According to Health Central, “Unlike Alzheimer’s disease which is still poorly understood, it’s well accepted that vascular dementia is caused by strokes, often a series of small, ‘silent’ strokes. While early stage Alzheimer’s is characterized mostly by memory loss, vascular dementia more generally affects executive function, multi-tasking, problem-solving and reasoning. It’s important to understand that more than one type of dementia can be present, which can further complicate a diagnosis.”
For more information on strokes and how to help prevent their occurrence, see below:
A stroke is a health condition that can seem unpredictable and something that many believe only happens to older individuals that are in poor health and also have heart disease. However, in reality, a stroke can happen to many different kinds of people and have a range of effects on their health, life and mental abilities. A stroke, or cerebrovascular accident (CVA), is what happens when blood can’t reach the brain. It may be caused by a blood clot or other blockage in an artery that keeps blood from reaching the brain causing a stroke or a blood vessel that bursts, causing a hemorrhagic stroke. About 700,000 Americans have a stroke each year, and 150,000 of them will die as a result. Although strokes are the third most frequent cause of death in the U.S., the good news is that nearly 80% of strokes can be prevented by making lifestyle choices that promote good health. The first steps you can take are to know the warning signs of a stroke so that you can be prepared if you or a loved one experiences them:
- Visual Problems such as sudden changes in vision or sudden double vision
- Trouble walking, dizziness, and/or loss of balance or coordination
- Numbness of the face, weak arms or legs, and/or weakness on one side of the body
- Disorientation, problems with speech, and/or trouble understanding others
- Painful headache that may come on suddenly and has no known cause
Fortunately, some stroke factors can be controlled; however, others can’t. Here are some key factors that you should be aware of:
- Age: Once you turn 55, your risk of stroke practically doubles every decade.

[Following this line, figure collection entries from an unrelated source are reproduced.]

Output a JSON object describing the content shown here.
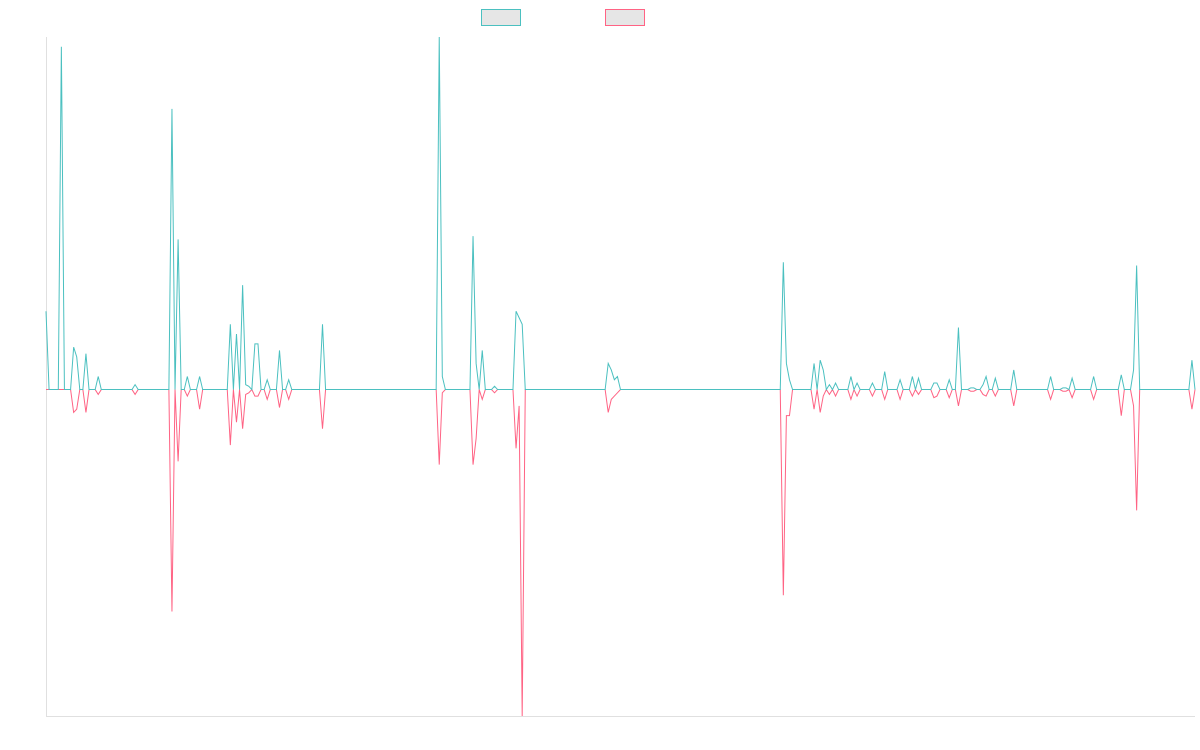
{
  "chart_data": {
    "type": "line",
    "title": "",
    "xlabel": "",
    "ylabel": "",
    "grid": false,
    "legend_position": "top-center",
    "ylim": [
      -1.0,
      1.08
    ],
    "series": [
      {
        "color": "#4bc0c0",
        "values": [
          0.24,
          0,
          0,
          0,
          0,
          1.05,
          0,
          0,
          0,
          0.13,
          0.1,
          0,
          0,
          0.11,
          0,
          0,
          0,
          0.04,
          0,
          0,
          0,
          0,
          0,
          0,
          0,
          0,
          0,
          0,
          0,
          0.015,
          0,
          0,
          0,
          0,
          0,
          0,
          0,
          0,
          0,
          0,
          0,
          0.86,
          0,
          0.46,
          0,
          0,
          0.04,
          0,
          0,
          0,
          0.04,
          0,
          0,
          0,
          0,
          0,
          0,
          0,
          0,
          0,
          0.2,
          0,
          0.17,
          0,
          0.32,
          0.015,
          0.01,
          0,
          0.14,
          0.14,
          0,
          0,
          0.03,
          0,
          0,
          0,
          0.12,
          0,
          0,
          0.03,
          0,
          0,
          0,
          0,
          0,
          0,
          0,
          0,
          0,
          0,
          0.2,
          0,
          0,
          0,
          0,
          0,
          0,
          0,
          0,
          0,
          0,
          0,
          0,
          0,
          0,
          0,
          0,
          0,
          0,
          0,
          0,
          0,
          0,
          0,
          0,
          0,
          0,
          0,
          0,
          0,
          0,
          0,
          0,
          0,
          0,
          0,
          0,
          0,
          1.08,
          0.04,
          0,
          0,
          0,
          0,
          0,
          0,
          0,
          0,
          0,
          0.47,
          0.08,
          0,
          0.12,
          0,
          0,
          0,
          0.01,
          0,
          0,
          0,
          0,
          0,
          0,
          0.24,
          0.22,
          0.2,
          0,
          0,
          0,
          0,
          0,
          0,
          0,
          0,
          0,
          0,
          0,
          0,
          0,
          0,
          0,
          0,
          0,
          0,
          0,
          0,
          0,
          0,
          0,
          0,
          0,
          0,
          0,
          0.08,
          0.06,
          0.03,
          0.04,
          0,
          0,
          0,
          0,
          0,
          0,
          0,
          0,
          0,
          0,
          0,
          0,
          0,
          0,
          0,
          0,
          0,
          0,
          0,
          0,
          0,
          0,
          0,
          0,
          0,
          0,
          0,
          0,
          0,
          0,
          0,
          0,
          0,
          0,
          0,
          0,
          0,
          0,
          0,
          0,
          0,
          0,
          0,
          0,
          0,
          0,
          0,
          0,
          0,
          0,
          0,
          0,
          0,
          0.39,
          0.08,
          0.03,
          0,
          0,
          0,
          0,
          0,
          0,
          0,
          0.08,
          0,
          0.09,
          0.06,
          0,
          0.015,
          0,
          0.02,
          0,
          0,
          0,
          0,
          0.04,
          0,
          0.02,
          0,
          0,
          0,
          0,
          0.02,
          0,
          0,
          0,
          0.055,
          0,
          0,
          0,
          0,
          0.03,
          0,
          0,
          0,
          0.04,
          0,
          0.035,
          0,
          0,
          0,
          0,
          0.02,
          0.02,
          0,
          0,
          0,
          0.03,
          0,
          0,
          0.19,
          0,
          0,
          0,
          0.005,
          0.005,
          0,
          0,
          0.015,
          0.04,
          0,
          0,
          0.035,
          0,
          0,
          0,
          0,
          0,
          0.06,
          0,
          0,
          0,
          0,
          0,
          0,
          0,
          0,
          0,
          0,
          0,
          0.04,
          0,
          0,
          0,
          0.005,
          0.005,
          0,
          0.035,
          0,
          0,
          0,
          0,
          0,
          0,
          0.04,
          0,
          0,
          0,
          0,
          0,
          0,
          0,
          0,
          0.045,
          0,
          0,
          0,
          0.06,
          0.38,
          0,
          0,
          0,
          0,
          0,
          0,
          0,
          0,
          0,
          0,
          0,
          0,
          0,
          0,
          0,
          0,
          0,
          0.09,
          0
        ],
        "x_count": 354
      },
      {
        "color": "#ff6384",
        "values": [
          0,
          0,
          0,
          0,
          0,
          0,
          0,
          0,
          0,
          -0.07,
          -0.06,
          0,
          0,
          -0.07,
          0,
          0,
          0,
          -0.015,
          0,
          0,
          0,
          0,
          0,
          0,
          0,
          0,
          0,
          0,
          0,
          -0.015,
          0,
          0,
          0,
          0,
          0,
          0,
          0,
          0,
          0,
          0,
          0,
          -0.68,
          0,
          -0.22,
          0,
          0,
          -0.02,
          0,
          0,
          0,
          -0.06,
          0,
          0,
          0,
          0,
          0,
          0,
          0,
          0,
          0,
          -0.17,
          0,
          -0.1,
          0,
          -0.12,
          -0.015,
          -0.01,
          0,
          -0.02,
          -0.02,
          0,
          0,
          -0.03,
          0,
          0,
          0,
          -0.055,
          0,
          0,
          -0.03,
          0,
          0,
          0,
          0,
          0,
          0,
          0,
          0,
          0,
          0,
          -0.12,
          0,
          0,
          0,
          0,
          0,
          0,
          0,
          0,
          0,
          0,
          0,
          0,
          0,
          0,
          0,
          0,
          0,
          0,
          0,
          0,
          0,
          0,
          0,
          0,
          0,
          0,
          0,
          0,
          0,
          0,
          0,
          0,
          0,
          0,
          0,
          0,
          0,
          -0.23,
          -0.01,
          0,
          0,
          0,
          0,
          0,
          0,
          0,
          0,
          0,
          -0.23,
          -0.15,
          0,
          -0.03,
          0,
          0,
          0,
          -0.01,
          0,
          0,
          0,
          0,
          0,
          0,
          -0.18,
          -0.05,
          -1.0,
          0,
          0,
          0,
          0,
          0,
          0,
          0,
          0,
          0,
          0,
          0,
          0,
          0,
          0,
          0,
          0,
          0,
          0,
          0,
          0,
          0,
          0,
          0,
          0,
          0,
          0,
          0,
          -0.07,
          -0.03,
          -0.02,
          -0.01,
          0,
          0,
          0,
          0,
          0,
          0,
          0,
          0,
          0,
          0,
          0,
          0,
          0,
          0,
          0,
          0,
          0,
          0,
          0,
          0,
          0,
          0,
          0,
          0,
          0,
          0,
          0,
          0,
          0,
          0,
          0,
          0,
          0,
          0,
          0,
          0,
          0,
          0,
          0,
          0,
          0,
          0,
          0,
          0,
          0,
          0,
          0,
          0,
          0,
          0,
          0,
          0,
          0,
          -0.63,
          -0.08,
          -0.08,
          0,
          0,
          0,
          0,
          0,
          0,
          0,
          -0.06,
          0,
          -0.07,
          -0.02,
          0,
          -0.015,
          0,
          -0.02,
          0,
          0,
          0,
          0,
          -0.03,
          0,
          -0.02,
          0,
          0,
          0,
          0,
          -0.02,
          0,
          0,
          0,
          -0.03,
          0,
          0,
          0,
          0,
          -0.03,
          0,
          0,
          0,
          -0.02,
          0,
          -0.015,
          0,
          0,
          0,
          0,
          -0.025,
          -0.02,
          0,
          0,
          0,
          -0.025,
          0,
          0,
          -0.05,
          0,
          0,
          0,
          -0.005,
          -0.005,
          0,
          0,
          -0.015,
          -0.02,
          0,
          0,
          -0.02,
          0,
          0,
          0,
          0,
          0,
          -0.05,
          0,
          0,
          0,
          0,
          0,
          0,
          0,
          0,
          0,
          0,
          0,
          -0.03,
          0,
          0,
          0,
          -0.005,
          -0.005,
          0,
          -0.025,
          0,
          0,
          0,
          0,
          0,
          0,
          -0.03,
          0,
          0,
          0,
          0,
          0,
          0,
          0,
          0,
          -0.08,
          0,
          0,
          0,
          -0.05,
          -0.37,
          0,
          0,
          0,
          0,
          0,
          0,
          0,
          0,
          0,
          0,
          0,
          0,
          0,
          0,
          0,
          0,
          0,
          -0.06,
          0
        ],
        "x_count": 354
      }
    ]
  }
}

- Other Health Conditions: Having high blood pressure, high cholesterol, diabetes, heart disease, atrial fibrillation, and sickle cell anemia are all factors that increase your risk for stroke.
- Family and personal history: If you have close family member who has had a stroke, or if you have had a stroke or heart attack, your stroke risk is increased.
- Your lifestyle: Eating a high-fat and/or high-sodium diet, being obese, and not getting enough exercise can all increase your risk of stroke.